HELD Yes. In case the Commissioner fails to act on the disputed assessment within the 180-day period from date of submission of documents, a taxpayer can either: 1) file a petition for review with the Court of Tax Appeals within 30 days after the expiration of the 180-day period; or 2) await the final decision of the Commissioner on the disputed assessments and appeal such final decision to the Court of Tax Appeals within 30 days after receipt of a copy of such decision. After availing the first option, i.e., filing a petition for review which was however filed out of time, a taxpayer can not successfully resort to the second option.

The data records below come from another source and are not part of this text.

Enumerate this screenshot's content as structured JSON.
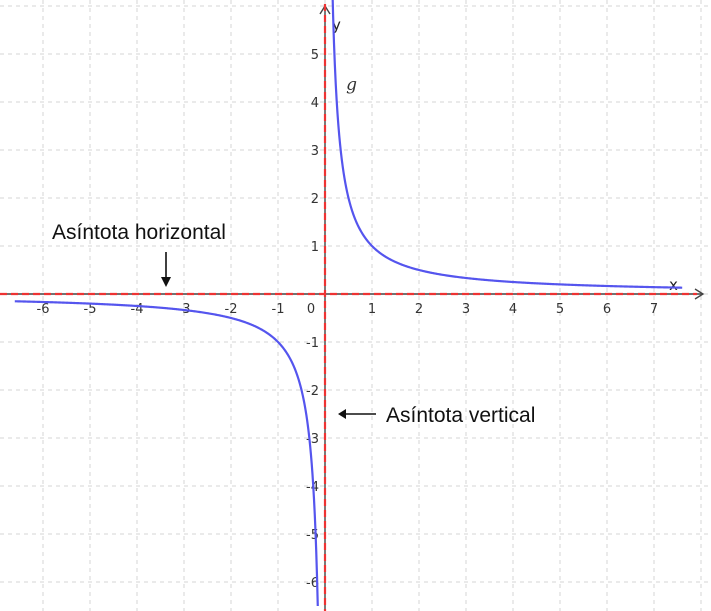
{
  "chart_data": {
    "type": "line",
    "title": "",
    "xlabel": "x",
    "ylabel": "y",
    "xlim": [
      -6.6,
      7.6
    ],
    "ylim": [
      -6.5,
      6.2
    ],
    "grid": true,
    "x_ticks": [
      -6,
      -5,
      -4,
      -3,
      -2,
      -1,
      0,
      1,
      2,
      3,
      4,
      5,
      6,
      7
    ],
    "y_ticks": [
      -6,
      -5,
      -4,
      -3,
      -2,
      -1,
      1,
      2,
      3,
      4,
      5
    ],
    "series": [
      {
        "name": "g",
        "color": "#5555ee",
        "function": "1/x",
        "points": [
          [
            -6,
            -0.167
          ],
          [
            -5,
            -0.2
          ],
          [
            -4,
            -0.25
          ],
          [
            -3,
            -0.333
          ],
          [
            -2,
            -0.5
          ],
          [
            -1,
            -1
          ],
          [
            -0.5,
            -2
          ],
          [
            -0.25,
            -4
          ],
          [
            0.25,
            4
          ],
          [
            0.5,
            2
          ],
          [
            1,
            1
          ],
          [
            2,
            0.5
          ],
          [
            3,
            0.333
          ],
          [
            4,
            0.25
          ],
          [
            5,
            0.2
          ],
          [
            6,
            0.167
          ],
          [
            7,
            0.143
          ]
        ]
      }
    ],
    "asymptotes": {
      "horizontal_y": 0,
      "vertical_x": 0,
      "color": "#ee3333"
    },
    "annotations": {
      "horizontal": "Asíntota horizontal",
      "vertical": "Asíntota vertical"
    }
  }
}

Here, petitioner opted to file a petition for review before the Court of Tax Appeals. Unfortunately, the petition for review was filed out of time, i.e., it was filed more than 30 days after the lapse of the 180-day period. Consequently, it was dismissed by the Court of Tax Appeals for late filing. Petitioner did not file a motion for reconsideration or make an appeal; hence, the disputed assessment became final, demandable and executory. Based on the foregoing, petitioner can not now claim that the disputed assessment is not yet final as it remained unacted upon by the Commissioner; that it can still await the final decision of the Commissioner and thereafter appeal the same to the Court of Tax Appeals. This legal maneuver cannot be countenanced. After availing the first option, i.e., filing a petition for review which was however filed out of time, petitioner can not successfully resort to the second option, i.e., awaiting the final decision of the Commissioner and appealing the same to the Court of Tax Appeals, on the pretext that there is yet no final decision on the disputed assessment because of the Commissioner’s inaction.